Shōkadō Shōjō (松花堂昭乗, 1584 Yamato Province, Japan-1639) was an Edo period Buddhist monk, painter, calligrapher and master of the tea ceremony. He is one of the "Three brushes of the Kan'ei period" (寛永三筆, Kan'ei Sanpitsu).

Shōjō is the Buddhist name the youth was given when he entered the Hachiman shrine on Otoko-yama (Yawata) near Kyoto. He later served the Konoe family under Konoe Nobutada. At that time, he also became acquainted with the Zen-monks of Daitoku-ji. In 1627, he became the head of the small Takimoto-bō temple on the slope of Otoko-yama (Mt. Otoko) which is south of Kyōto. Ten years later, in 1637, he retired to a hut on the temple's estate which he called "Pine Flower Hall" (松花堂, Shōkadō). This became the name under which he, and his school of followers, is best known.

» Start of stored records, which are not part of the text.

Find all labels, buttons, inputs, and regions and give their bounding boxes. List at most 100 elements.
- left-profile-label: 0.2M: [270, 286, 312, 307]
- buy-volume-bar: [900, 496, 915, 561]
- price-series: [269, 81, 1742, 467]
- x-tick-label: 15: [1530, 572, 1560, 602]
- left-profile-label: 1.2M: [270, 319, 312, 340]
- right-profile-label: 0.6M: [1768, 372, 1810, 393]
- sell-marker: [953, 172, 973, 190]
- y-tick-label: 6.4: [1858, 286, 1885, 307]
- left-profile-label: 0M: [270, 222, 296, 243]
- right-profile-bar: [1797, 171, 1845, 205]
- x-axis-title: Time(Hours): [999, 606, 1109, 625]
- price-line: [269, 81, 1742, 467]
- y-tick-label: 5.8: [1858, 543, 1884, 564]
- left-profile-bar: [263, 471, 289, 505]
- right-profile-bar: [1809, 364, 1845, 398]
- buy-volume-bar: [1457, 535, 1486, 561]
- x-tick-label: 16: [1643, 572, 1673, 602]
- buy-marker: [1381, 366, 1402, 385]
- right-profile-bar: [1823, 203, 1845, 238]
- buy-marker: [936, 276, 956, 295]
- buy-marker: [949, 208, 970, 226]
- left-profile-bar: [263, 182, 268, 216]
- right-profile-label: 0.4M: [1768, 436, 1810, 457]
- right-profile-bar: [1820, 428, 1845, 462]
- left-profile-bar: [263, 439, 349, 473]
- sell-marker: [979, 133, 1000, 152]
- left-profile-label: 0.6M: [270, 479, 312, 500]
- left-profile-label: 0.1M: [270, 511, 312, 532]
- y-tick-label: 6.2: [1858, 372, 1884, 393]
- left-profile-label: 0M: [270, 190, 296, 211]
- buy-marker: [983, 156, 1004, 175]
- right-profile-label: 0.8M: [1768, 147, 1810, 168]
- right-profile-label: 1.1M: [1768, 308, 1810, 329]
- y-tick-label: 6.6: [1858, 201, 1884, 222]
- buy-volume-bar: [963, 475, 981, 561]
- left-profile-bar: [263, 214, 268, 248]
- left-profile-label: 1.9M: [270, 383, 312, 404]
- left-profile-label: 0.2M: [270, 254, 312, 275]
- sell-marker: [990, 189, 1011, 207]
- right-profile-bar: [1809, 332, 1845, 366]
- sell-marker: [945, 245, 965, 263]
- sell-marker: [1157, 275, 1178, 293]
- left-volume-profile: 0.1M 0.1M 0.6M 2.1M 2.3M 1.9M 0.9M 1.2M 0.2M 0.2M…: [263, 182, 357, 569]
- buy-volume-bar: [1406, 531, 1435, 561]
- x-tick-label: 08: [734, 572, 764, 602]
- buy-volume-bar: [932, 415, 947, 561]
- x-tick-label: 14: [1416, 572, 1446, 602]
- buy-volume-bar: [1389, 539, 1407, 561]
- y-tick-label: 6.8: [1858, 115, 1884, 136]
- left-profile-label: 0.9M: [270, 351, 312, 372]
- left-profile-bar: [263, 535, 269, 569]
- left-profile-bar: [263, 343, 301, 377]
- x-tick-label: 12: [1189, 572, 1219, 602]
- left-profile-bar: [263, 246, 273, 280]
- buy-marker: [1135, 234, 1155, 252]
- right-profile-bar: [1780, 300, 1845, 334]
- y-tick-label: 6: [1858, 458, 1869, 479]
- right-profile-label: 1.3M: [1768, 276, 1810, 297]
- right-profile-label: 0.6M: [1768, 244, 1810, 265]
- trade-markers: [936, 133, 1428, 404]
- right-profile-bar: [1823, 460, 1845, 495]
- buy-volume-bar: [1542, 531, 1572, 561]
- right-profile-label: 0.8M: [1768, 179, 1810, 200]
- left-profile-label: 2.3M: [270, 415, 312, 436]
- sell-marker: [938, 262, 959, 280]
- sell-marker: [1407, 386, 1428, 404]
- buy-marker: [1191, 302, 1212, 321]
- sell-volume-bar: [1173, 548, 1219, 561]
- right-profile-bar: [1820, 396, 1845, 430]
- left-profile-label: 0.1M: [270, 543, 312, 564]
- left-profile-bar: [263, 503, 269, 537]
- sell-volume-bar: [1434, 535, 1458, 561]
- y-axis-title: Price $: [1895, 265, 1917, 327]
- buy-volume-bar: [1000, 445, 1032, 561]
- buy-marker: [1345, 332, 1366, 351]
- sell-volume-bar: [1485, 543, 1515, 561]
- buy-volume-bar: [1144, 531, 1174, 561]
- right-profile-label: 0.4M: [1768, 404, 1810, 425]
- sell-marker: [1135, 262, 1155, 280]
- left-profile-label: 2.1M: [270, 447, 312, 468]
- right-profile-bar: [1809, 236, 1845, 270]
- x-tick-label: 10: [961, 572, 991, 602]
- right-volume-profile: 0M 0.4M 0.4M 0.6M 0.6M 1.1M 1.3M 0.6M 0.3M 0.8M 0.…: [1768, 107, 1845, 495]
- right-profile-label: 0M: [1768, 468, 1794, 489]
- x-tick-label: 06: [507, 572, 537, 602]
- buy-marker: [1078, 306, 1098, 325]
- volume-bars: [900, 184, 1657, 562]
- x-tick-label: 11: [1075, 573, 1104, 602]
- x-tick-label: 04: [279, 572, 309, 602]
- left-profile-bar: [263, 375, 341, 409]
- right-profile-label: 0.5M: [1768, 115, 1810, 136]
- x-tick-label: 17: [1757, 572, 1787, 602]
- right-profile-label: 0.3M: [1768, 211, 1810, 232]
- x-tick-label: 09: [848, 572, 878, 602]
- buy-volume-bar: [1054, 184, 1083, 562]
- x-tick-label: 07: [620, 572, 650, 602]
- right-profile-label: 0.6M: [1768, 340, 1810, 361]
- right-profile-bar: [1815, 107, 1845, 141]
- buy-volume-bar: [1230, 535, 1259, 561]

In painting, his style would include monochromatic ink, following in the steps of Mu-ch’i Fa-ch’ang and Yin-t’o-lo (13th century Chinese monk-artist). He would also paint in the style of Yamato-e (Japanese painting) style.

== Accomplishments ==
Shōjō revived calligraphy by reawakening the sō (“grass”) writing style, which is a quick, cursive script originating from China, also practiced by Kōbō Daishi, a 9th century Japanese Shingon saint. Using this style of writing, he would go on to create a six-panelled folding screen covered with gold leaf as well as 16 love poems.